Facilitation of a patent nasal airway by adeno-tonsillectomy does not erase the old dysfunctional reflex patterns of swallowing and breathing.  Expanding the dental arches to achieve the ideal functional climate for breathing, swallowing and sleep is the clinical goal.  Expansion of the palate creates more space in the mouth for the tongue and facilitates positioning of the tongue anteriorly and laterally in the roof of the mouth.  Orthodontic expansion of the maxilla facilitates nasal breathing because the roof of the mouth is also the floor of the nose.  Palatal expansion widens the nasal passage and decreases resistance to oral-nasal airflow.  Reducing nasal resistance reduces turbulence of airflow and decreases collapsibility of the flexible oropharynx.   Kids whose airways no longer collapse at night also enjoy improved breathing during the day.

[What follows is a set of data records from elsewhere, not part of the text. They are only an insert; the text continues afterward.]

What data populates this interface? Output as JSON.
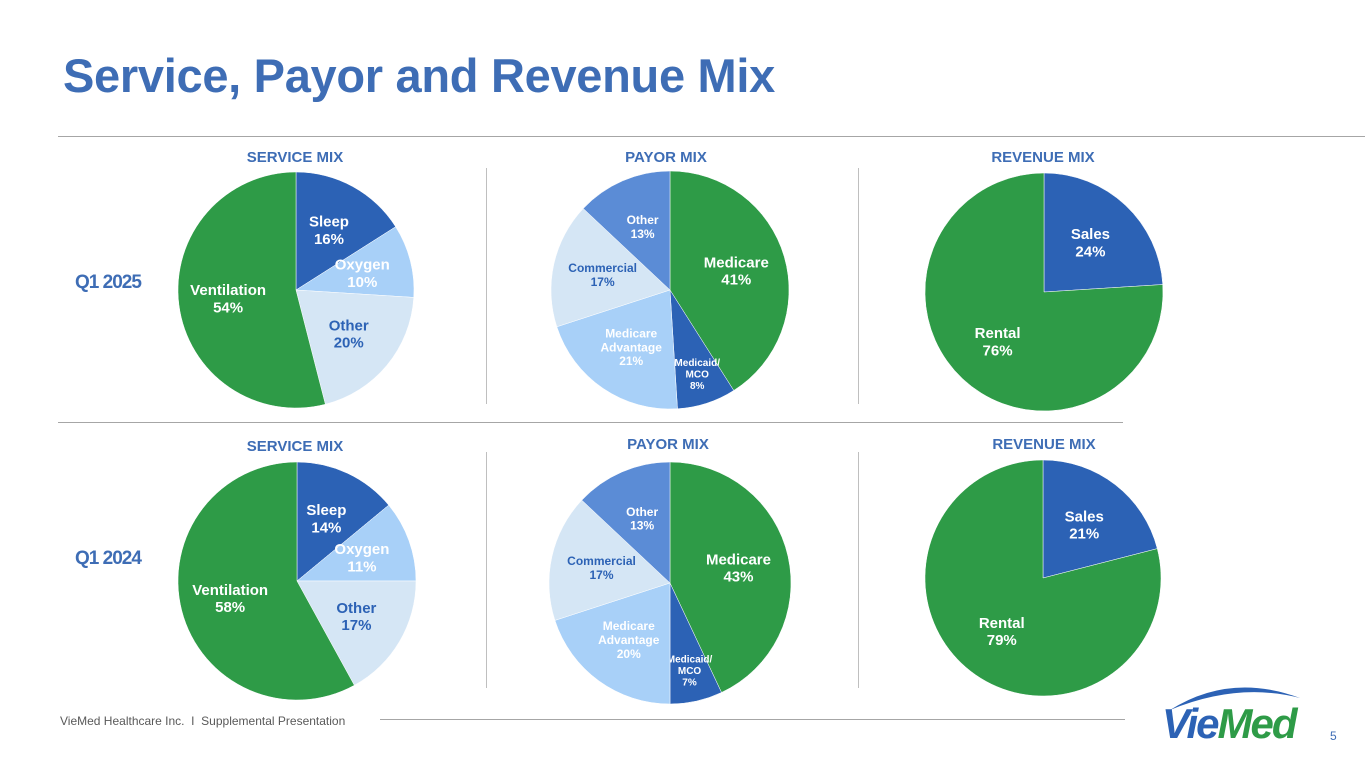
{
  "title": "Service, Payor and Revenue Mix",
  "footer": "VieMed Healthcare Inc.  I  Supplemental Presentation",
  "page_number": "5",
  "logo_text": "VieMed",
  "colors": {
    "title_blue": "#3E6DB5",
    "green": "#2E9B47",
    "dark_blue": "#2C62B5",
    "light_blue": "#A8D0F8",
    "pale_blue": "#D5E6F5",
    "mid_blue": "#5B8CD6"
  },
  "rows": [
    {
      "label": "Q1 2025"
    },
    {
      "label": "Q1 2024"
    }
  ],
  "chart_data": [
    {
      "type": "pie",
      "title": "SERVICE MIX",
      "period": "Q1 2025",
      "slices": [
        {
          "name": "Sleep",
          "value": 16,
          "pct": "16%",
          "color": "#2C62B5",
          "text_color": "#ffffff"
        },
        {
          "name": "Oxygen",
          "value": 10,
          "pct": "10%",
          "color": "#A8D0F8",
          "text_color": "#ffffff"
        },
        {
          "name": "Other",
          "value": 20,
          "pct": "20%",
          "color": "#D5E6F5",
          "text_color": "#2C62B5"
        },
        {
          "name": "Ventilation",
          "value": 54,
          "pct": "54%",
          "color": "#2E9B47",
          "text_color": "#ffffff"
        }
      ]
    },
    {
      "type": "pie",
      "title": "PAYOR MIX",
      "period": "Q1 2025",
      "slices": [
        {
          "name": "Medicare",
          "value": 41,
          "pct": "41%",
          "color": "#2E9B47",
          "text_color": "#ffffff"
        },
        {
          "name": "Medicaid/ MCO",
          "value": 8,
          "pct": "8%",
          "color": "#2C62B5",
          "text_color": "#ffffff"
        },
        {
          "name": "Medicare Advantage",
          "value": 21,
          "pct": "21%",
          "color": "#A8D0F8",
          "text_color": "#ffffff"
        },
        {
          "name": "Commercial",
          "value": 17,
          "pct": "17%",
          "color": "#D5E6F5",
          "text_color": "#2C62B5"
        },
        {
          "name": "Other",
          "value": 13,
          "pct": "13%",
          "color": "#5B8CD6",
          "text_color": "#ffffff"
        }
      ]
    },
    {
      "type": "pie",
      "title": "REVENUE MIX",
      "period": "Q1 2025",
      "slices": [
        {
          "name": "Sales",
          "value": 24,
          "pct": "24%",
          "color": "#2C62B5",
          "text_color": "#ffffff"
        },
        {
          "name": "Rental",
          "value": 76,
          "pct": "76%",
          "color": "#2E9B47",
          "text_color": "#ffffff"
        }
      ]
    },
    {
      "type": "pie",
      "title": "SERVICE MIX",
      "period": "Q1 2024",
      "slices": [
        {
          "name": "Sleep",
          "value": 14,
          "pct": "14%",
          "color": "#2C62B5",
          "text_color": "#ffffff"
        },
        {
          "name": "Oxygen",
          "value": 11,
          "pct": "11%",
          "color": "#A8D0F8",
          "text_color": "#ffffff"
        },
        {
          "name": "Other",
          "value": 17,
          "pct": "17%",
          "color": "#D5E6F5",
          "text_color": "#2C62B5"
        },
        {
          "name": "Ventilation",
          "value": 58,
          "pct": "58%",
          "color": "#2E9B47",
          "text_color": "#ffffff"
        }
      ]
    },
    {
      "type": "pie",
      "title": "PAYOR MIX",
      "period": "Q1 2024",
      "slices": [
        {
          "name": "Medicare",
          "value": 43,
          "pct": "43%",
          "color": "#2E9B47",
          "text_color": "#ffffff"
        },
        {
          "name": "Medicaid/ MCO",
          "value": 7,
          "pct": "7%",
          "color": "#2C62B5",
          "text_color": "#ffffff"
        },
        {
          "name": "Medicare Advantage",
          "value": 20,
          "pct": "20%",
          "color": "#A8D0F8",
          "text_color": "#ffffff"
        },
        {
          "name": "Commercial",
          "value": 17,
          "pct": "17%",
          "color": "#D5E6F5",
          "text_color": "#2C62B5"
        },
        {
          "name": "Other",
          "value": 13,
          "pct": "13%",
          "color": "#5B8CD6",
          "text_color": "#ffffff"
        }
      ]
    },
    {
      "type": "pie",
      "title": "REVENUE MIX",
      "period": "Q1 2024",
      "slices": [
        {
          "name": "Sales",
          "value": 21,
          "pct": "21%",
          "color": "#2C62B5",
          "text_color": "#ffffff"
        },
        {
          "name": "Rental",
          "value": 79,
          "pct": "79%",
          "color": "#2E9B47",
          "text_color": "#ffffff"
        }
      ]
    }
  ]
}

There is virtually universal agreement that the teeth and alveoli lie in a position of balance between the cheeks, lips, and tongue.  Harvold has shown that interventions that disrupt the ideal situation of nasal breathing, lips sealed, tongue in the roof of the mouth, head balanced on the spinal column cause malocclusions as well as adaptive functional and structural changes.

The science of functional orthodontics is about understanding ideal physiological function and its attendant structure, analyzing the dysfunction that caused the malocclusion and addressing treatment at correcting both structure and function as close to ideal as possible.  Early orthodontics is about doing it sooner rather than later to improve the quality of life and hopefully prevent neurobehavioral and learning disorders.